From a purely scientific point of view, it is obviously easier to steer a policy when you know where the people at risk are, it is a fact. But to be effective, it would require a quasi exhaustiveness of this information. It is impossible! Not everyone has access to technology, no one can guarantee that the technology will work all the time …
I think that if the deployment is partial, it will not be very effective. It’s a nice theory but the benefit is not huge in my opinion.
I can even tell you that we have raised the subject of an app within UCSF at the start of containment but that we have quickly buried the idea.
This does not preclude consideration of the possibility of offering the tracking in a targeted manner. I do not believe in this solution on a large-scale base, and in my opinion, it requires voluntary participation.
Any feedback when comparing the decentralized American healthcare system and the centralized healthcare system in France …
It is undeniable that the lack of centralization makes it difficult to have a coordinated response in the event of a crisis. Quickly setting up inter-regional collaborations like those that we have seen in France would be impossible here.
France is organized through what is called the “Plan Blanc”. As soon as the decision to activate the so-called Plan Blanc is made by the government, a whole series of actions are triggered which orchestrate all the players in the healthcare system at the national level.
Here, states and cities have a role to play upstream in terms of public health policy, but in the event of a crisis, they will not, for example, immediately facilitate the distribution of patients between UCSF and Kaiser.
If two hospital structures decide to work together, this is initially based on individual initiatives. So it makes it more complicated to collaborate, but our department at UCSF recently sent a contingent of twenty caregivers to New York. This was possible by personal relationships between the two structures.
Do you have a recommendation for wearing a mask?
This is a complex question because it is not clear what level of completeness it takes for this solution to be effective. If you take the example of South Korea, as soon as the flu season arrives, everyone wears a mask. Even if it is not perfect, it is very likely to decrease the spread of the disease.
But here if we only encourage people to wear a mask without imposing it on everyone, we do not know if this would have a significant effect.
But let’s imagine that we impose the wearing of masks, and that people have access to quality masks, in sufficient quantity… Would that contribute to the success of deconfinement?

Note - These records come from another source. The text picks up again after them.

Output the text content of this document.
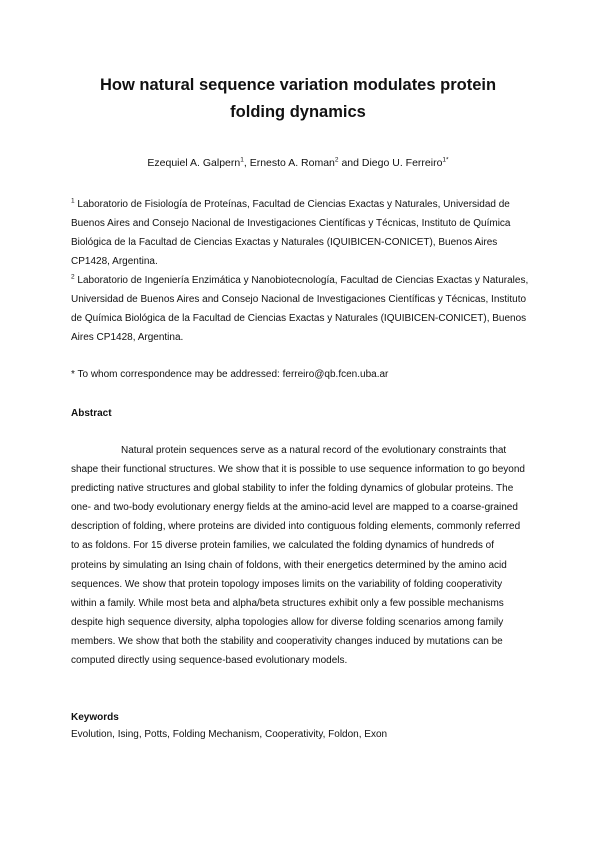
How natural sequence variation modulates protein
folding dynamics
Ezequiel A. Galpern$^1$, Ernesto A. Roman$^2$ and Diego U. Ferreiro$^{1*}$

$^1$ Laboratorio de Fisiología de Proteínas, Facultad de Ciencias Exactas y Naturales, Universidad de Buenos Aires and Consejo Nacional de Investigaciones Científicas y Técnicas, Instituto de Química Biológica de la Facultad de Ciencias Exactas y Naturales (IQUIBICEN-CONICET), Buenos Aires CP1428, Argentina.

$^2$ Laboratorio de Ingeniería Enzimática y Nanobiotecnología, Facultad de Ciencias Exactas y Naturales, Universidad de Buenos Aires and Consejo Nacional de Investigaciones Científicas y Técnicas, Instituto de Química Biológica de la Facultad de Ciencias Exactas y Naturales (IQUIBICEN-CONICET), Buenos Aires CP1428, Argentina.

* To whom correspondence may be addressed: ferreiro@qb.fcen.uba.ar
Abstract

Natural protein sequences serve as a natural record of the evolutionary constraints that shape their functional structures. We show that it is possible to use sequence information to go beyond predicting native structures and global stability to infer the folding dynamics of globular proteins. The one- and two-body evolutionary energy fields at the amino-acid level are mapped to a coarse-grained description of folding, where proteins are divided into contiguous folding elements, commonly referred to as foldons. For 15 diverse protein families, we calculated the folding dynamics of hundreds of proteins by simulating an Ising chain of foldons, with their energetics determined by the amino acid sequences. We show that protein topology imposes limits on the variability of folding cooperativity within a family. While most beta and alpha/beta structures exhibit only a few possible mechanisms despite high sequence diversity, alpha topologies allow for diverse folding scenarios among family members. We show that both the stability and cooperativity changes induced by mutations can be computed directly using sequence-based evolutionary models.

Keywords
Evolution, Ising, Potts, Folding Mechanism, Cooperativity, Foldon, Exon
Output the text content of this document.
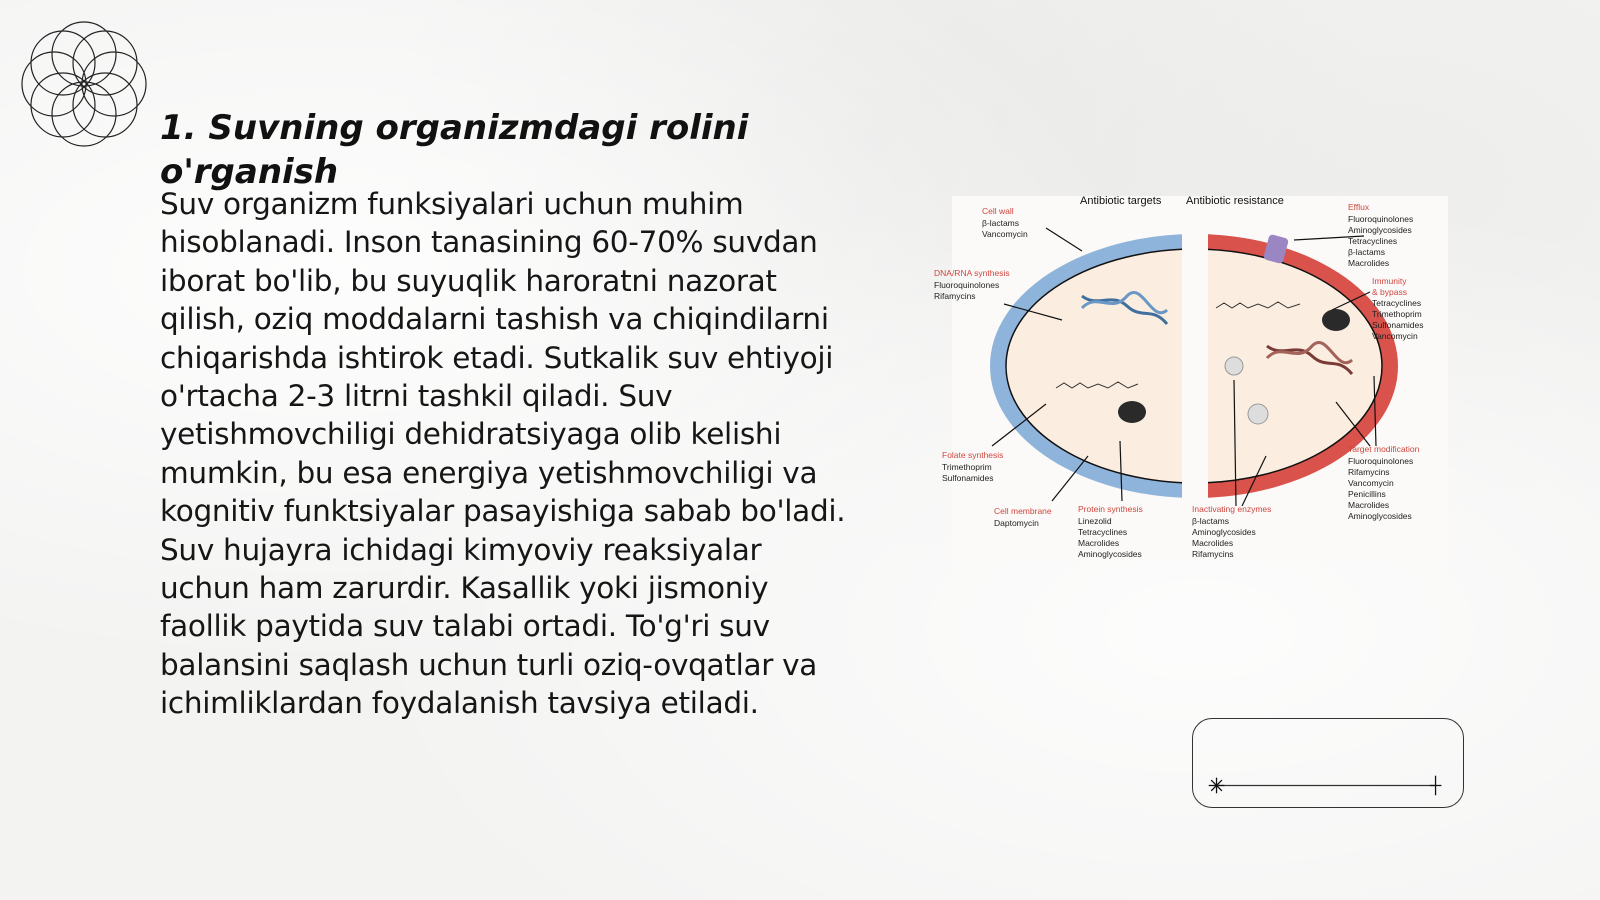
1. Suvning organizmdagi rolini o'rganish

Suv organizm funksiyalari uchun muhim hisoblanadi. Inson tanasining 60-70% suvdan iborat bo'lib, bu suyuqlik haroratni nazorat qilish, oziq moddalarni tashish va chiqindilarni chiqarishda ishtirok etadi. Sutkalik suv ehtiyoji o'rtacha 2-3 litrni tashkil qiladi. Suv yetishmovchiligi dehidratsiyaga olib kelishi mumkin, bu esa energiya yetishmovchiligi va kognitiv funktsiyalar pasayishiga sabab bo'ladi. Suv hujayra ichidagi kimyoviy reaksiyalar uchun ham zarurdir. Kasallik yoki jismoniy faollik paytida suv talabi ortadi. To'g'ri suv balansini saqlash uchun turli oziq-ovqatlar va ichimliklardan foydalanish tavsiya etiladi.

Antibiotic targets Antibiotic resistance
Cell wall
β-lactams
Vancomycin
DNA/RNA synthesis
Fluoroquinolones
Rifamycins
Folate synthesis
Trimethoprim
Sulfonamides
Cell membrane
Daptomycin
Protein synthesis
Linezolid
Tetracyclines
Macrolides
Aminoglycosides
Efflux
Fluoroquinolones
Aminoglycosides
Tetracyclines
β-lactams
Macrolides
Immunity
& bypass
Tetracyclines
Trimethoprim
Sulfonamides
Vancomycin
Target modification
Fluoroquinolones
Rifamycins
Vancomycin
Penicillins
Macrolides
Aminoglycosides
Inactivating enzymes
β-lactams
Aminoglycosides
Macrolides
Rifamycins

This seems to be an option but the effectiveness is not yet known. It seems that this can participate in the deconfinement measures but again, we do not know its exact effectiveness.
In the case of China, it seems that it works, but we have to wait for the necessary hindsight.

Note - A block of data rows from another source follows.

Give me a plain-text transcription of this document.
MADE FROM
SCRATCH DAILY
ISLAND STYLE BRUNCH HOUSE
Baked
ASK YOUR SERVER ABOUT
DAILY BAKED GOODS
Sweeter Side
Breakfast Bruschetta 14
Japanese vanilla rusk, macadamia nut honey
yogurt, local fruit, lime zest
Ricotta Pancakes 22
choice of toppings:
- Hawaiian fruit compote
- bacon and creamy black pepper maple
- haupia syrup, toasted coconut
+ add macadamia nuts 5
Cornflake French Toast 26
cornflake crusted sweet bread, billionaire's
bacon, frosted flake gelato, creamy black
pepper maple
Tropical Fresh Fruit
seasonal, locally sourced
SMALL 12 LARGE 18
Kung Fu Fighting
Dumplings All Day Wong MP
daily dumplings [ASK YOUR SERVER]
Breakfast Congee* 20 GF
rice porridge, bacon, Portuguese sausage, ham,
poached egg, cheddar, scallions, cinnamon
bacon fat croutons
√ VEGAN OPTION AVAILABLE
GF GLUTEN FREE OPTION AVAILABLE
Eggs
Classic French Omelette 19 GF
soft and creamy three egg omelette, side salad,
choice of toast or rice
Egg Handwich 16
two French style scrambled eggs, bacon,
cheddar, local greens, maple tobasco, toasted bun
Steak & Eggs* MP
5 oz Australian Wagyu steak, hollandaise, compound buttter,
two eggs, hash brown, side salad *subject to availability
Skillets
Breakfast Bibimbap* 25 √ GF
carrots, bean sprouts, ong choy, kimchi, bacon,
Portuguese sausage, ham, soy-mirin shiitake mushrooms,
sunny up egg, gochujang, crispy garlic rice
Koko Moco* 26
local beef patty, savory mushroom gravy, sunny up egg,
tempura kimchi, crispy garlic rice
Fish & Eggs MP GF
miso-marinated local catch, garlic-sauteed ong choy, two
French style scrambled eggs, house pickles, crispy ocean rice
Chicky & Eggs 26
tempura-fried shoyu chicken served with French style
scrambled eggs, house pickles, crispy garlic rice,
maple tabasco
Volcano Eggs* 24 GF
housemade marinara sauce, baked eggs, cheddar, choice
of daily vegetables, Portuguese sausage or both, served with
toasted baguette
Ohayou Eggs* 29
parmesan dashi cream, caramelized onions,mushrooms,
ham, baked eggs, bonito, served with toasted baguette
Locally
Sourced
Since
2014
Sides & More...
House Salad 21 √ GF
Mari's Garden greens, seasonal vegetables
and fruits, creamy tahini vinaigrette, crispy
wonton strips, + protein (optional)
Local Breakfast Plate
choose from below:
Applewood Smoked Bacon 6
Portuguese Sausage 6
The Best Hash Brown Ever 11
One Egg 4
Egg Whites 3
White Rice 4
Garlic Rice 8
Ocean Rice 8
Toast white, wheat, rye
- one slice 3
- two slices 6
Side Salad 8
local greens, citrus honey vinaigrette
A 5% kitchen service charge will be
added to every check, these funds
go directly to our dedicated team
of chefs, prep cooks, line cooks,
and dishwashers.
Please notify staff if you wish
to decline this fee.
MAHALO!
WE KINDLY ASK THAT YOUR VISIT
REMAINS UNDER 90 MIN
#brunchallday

There is also a factor to consider, which is the seasonality of the infection and the rate of circulation of the virus that is not yet known. If you take the influenza virus model, we know that this seasonality exists with a peak, then a decrease which is linked to the life of the virus, but also to the fact that the population is immunized by being exposed to this virus.
In the case of the Covid, once there is a significant proportion of the population exposed, there will be less risk that the deconfinement will go wrong. Then, time is a fundamental element before deconfinement.
Any advice to share ?
Continue to follow the rules dictated by the public health department! If it is to remain confined and to respect the rules of social distancing, they must be followed.
If we spontaneously get out of confinement, only relying on over-interpreted optimistic signs, we risk reigniting the circulation of the virus.
San Francisco has probably taken the right measures so far, but San Francisco has not yet gotten through the epidemic.